A mi lado, un caballero estaba tendido de perfil, con la armadura cosida para siempre a su cuerpo con más de una docena de flechas que atravesaban su peto, sus brazos desprotegidos, sus piernas, incluso el visor que protegía su rostro. Aún aferraba las riendas de su caballo. El pobre animal también estaba muerto, con el flanco y los cuartos traseros convertidos en un acerico.

Desgarrada por el hecho de que no podía ayudar a todos los que veía, pasé ante aquel macabro espectáculo y después emití un ronco sollozo. Las sobrevestes no eran escarlatas, sino que estaban manchadas de sangre, y las manchas púrpura habían borrado casi por completo las rosas bajo el halcón oscuro. La escena era aterradora. Una muerte que yo no podía evitar, un hombre al que no podía ayudar.

Era el grand seigneur de Tolosa, Paul de la Rose.

El metal hendió el aire, a un palmo de distancia de mi oreja derecha, con tal violencia que chillé, me llevé la mano a la cabeza y caí sobre un cadáver inglés. Me recuperé y me volví.

El hacha de guerra inglesa era oscura, sangre coagulada sobre hierro negro, y el soldado que la empuñaba con la intención de partirme el cráneo era rubio e impávido, un mercenario, protegido por un yelmo abollado y un escudo de cuero.

Caí de rodillas.

El chirrido de metal contra metal. Una espada chocó con el hacha, y de la colisión se elevó una constelación de chispas doradoazuladas que brillaron cegadoramente al sol, esplendor eterno, brillo al rojo vivo.

El muchacho que empuñaba la espada me daba la espalda. Un caballero francés, cuya sobreveste manchada ostentaba la imagen del halcón sobre el trío de rosas.

Edouard, pensé. Pero sus piernas eran más largas, y sus hombros más anchos.

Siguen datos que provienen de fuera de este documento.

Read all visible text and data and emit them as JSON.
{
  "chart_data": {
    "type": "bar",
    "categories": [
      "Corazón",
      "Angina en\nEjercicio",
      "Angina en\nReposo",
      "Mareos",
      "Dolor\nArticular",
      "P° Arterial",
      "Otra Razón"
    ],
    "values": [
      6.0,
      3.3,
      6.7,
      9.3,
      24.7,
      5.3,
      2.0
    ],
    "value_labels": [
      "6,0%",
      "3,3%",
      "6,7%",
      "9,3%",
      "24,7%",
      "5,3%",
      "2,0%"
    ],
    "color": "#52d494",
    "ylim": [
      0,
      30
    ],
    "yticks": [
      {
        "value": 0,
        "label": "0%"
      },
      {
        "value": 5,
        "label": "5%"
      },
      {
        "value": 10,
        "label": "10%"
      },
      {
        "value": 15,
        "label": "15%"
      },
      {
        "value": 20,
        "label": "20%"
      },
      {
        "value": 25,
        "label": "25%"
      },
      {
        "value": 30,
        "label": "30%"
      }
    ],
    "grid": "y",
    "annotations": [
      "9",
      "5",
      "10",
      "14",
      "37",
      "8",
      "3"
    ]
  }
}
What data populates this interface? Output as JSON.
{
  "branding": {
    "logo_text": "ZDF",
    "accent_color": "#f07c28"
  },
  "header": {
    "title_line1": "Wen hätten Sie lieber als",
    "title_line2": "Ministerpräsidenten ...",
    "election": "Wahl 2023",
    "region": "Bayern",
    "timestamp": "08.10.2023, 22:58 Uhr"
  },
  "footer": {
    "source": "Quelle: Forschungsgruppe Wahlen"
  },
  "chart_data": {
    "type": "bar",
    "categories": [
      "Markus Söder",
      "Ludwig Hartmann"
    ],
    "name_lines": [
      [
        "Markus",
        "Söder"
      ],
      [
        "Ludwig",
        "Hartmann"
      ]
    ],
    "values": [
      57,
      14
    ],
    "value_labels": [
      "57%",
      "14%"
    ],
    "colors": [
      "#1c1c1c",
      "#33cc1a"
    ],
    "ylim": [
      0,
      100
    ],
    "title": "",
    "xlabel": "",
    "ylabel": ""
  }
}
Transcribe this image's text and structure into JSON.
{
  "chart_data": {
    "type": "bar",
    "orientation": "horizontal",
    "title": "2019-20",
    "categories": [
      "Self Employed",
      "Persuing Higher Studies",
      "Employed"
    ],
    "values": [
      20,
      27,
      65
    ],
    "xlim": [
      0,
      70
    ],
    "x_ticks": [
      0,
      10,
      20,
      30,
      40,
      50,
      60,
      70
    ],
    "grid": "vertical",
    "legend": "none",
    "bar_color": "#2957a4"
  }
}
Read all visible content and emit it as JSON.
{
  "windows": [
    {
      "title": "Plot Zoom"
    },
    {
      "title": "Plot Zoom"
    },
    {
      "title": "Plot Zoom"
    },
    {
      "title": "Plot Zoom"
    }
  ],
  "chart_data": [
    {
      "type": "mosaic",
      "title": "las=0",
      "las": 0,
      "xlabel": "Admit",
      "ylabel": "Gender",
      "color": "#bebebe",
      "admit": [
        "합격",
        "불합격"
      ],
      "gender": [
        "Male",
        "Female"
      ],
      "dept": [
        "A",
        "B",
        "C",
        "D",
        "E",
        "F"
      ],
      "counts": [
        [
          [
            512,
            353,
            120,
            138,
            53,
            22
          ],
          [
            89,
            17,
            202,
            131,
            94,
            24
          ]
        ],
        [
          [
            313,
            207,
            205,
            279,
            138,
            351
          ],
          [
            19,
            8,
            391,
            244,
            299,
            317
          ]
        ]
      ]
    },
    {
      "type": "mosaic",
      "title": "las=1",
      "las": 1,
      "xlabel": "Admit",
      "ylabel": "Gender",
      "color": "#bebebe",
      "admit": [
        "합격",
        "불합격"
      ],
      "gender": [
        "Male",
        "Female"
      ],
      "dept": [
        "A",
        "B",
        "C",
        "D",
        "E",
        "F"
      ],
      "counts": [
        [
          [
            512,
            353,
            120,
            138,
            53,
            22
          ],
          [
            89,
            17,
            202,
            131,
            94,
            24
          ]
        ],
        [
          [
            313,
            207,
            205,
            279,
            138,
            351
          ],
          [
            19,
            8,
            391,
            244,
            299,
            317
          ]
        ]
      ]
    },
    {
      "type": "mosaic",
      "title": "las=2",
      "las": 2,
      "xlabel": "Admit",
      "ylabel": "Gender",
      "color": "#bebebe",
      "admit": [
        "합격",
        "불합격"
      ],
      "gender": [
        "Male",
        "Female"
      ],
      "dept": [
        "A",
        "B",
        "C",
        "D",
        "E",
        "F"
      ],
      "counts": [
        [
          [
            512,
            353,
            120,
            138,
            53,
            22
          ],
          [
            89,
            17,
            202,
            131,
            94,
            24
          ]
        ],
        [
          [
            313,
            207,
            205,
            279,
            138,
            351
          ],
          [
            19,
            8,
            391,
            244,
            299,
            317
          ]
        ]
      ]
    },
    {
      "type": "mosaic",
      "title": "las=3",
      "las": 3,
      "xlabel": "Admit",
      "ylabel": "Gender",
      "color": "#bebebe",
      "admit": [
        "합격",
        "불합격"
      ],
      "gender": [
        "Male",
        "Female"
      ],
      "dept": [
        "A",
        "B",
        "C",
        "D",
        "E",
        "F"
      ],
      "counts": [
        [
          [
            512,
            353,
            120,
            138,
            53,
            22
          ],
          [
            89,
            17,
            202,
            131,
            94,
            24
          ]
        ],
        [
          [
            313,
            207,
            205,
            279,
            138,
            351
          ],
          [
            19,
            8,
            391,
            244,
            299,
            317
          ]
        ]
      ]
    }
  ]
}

En cuanto el nombre acudió a mi mente, supe que estaba equivocada. Y supe a quién estaba mirando. Al verle en carne y hueso, emití un leve chillido.

Con una breve vacilación, adelantó la espada para detener el hacha, y las dos armas chocaron con tal fuerza que nuevas chispas saltaron al aire. Movió la cabeza para mirarme un momento y ver si otro inglés me amenazaba…

… pero el mismo acto restó velocidad a su mano, y permitió a su atacante asestar un golpe definitivo. El soldado inglés echó hacia atrás su pesada hacha sobre el hombro derecho, y después, con toda la fuerza de su cuerpo, empezó a enderezar los brazos.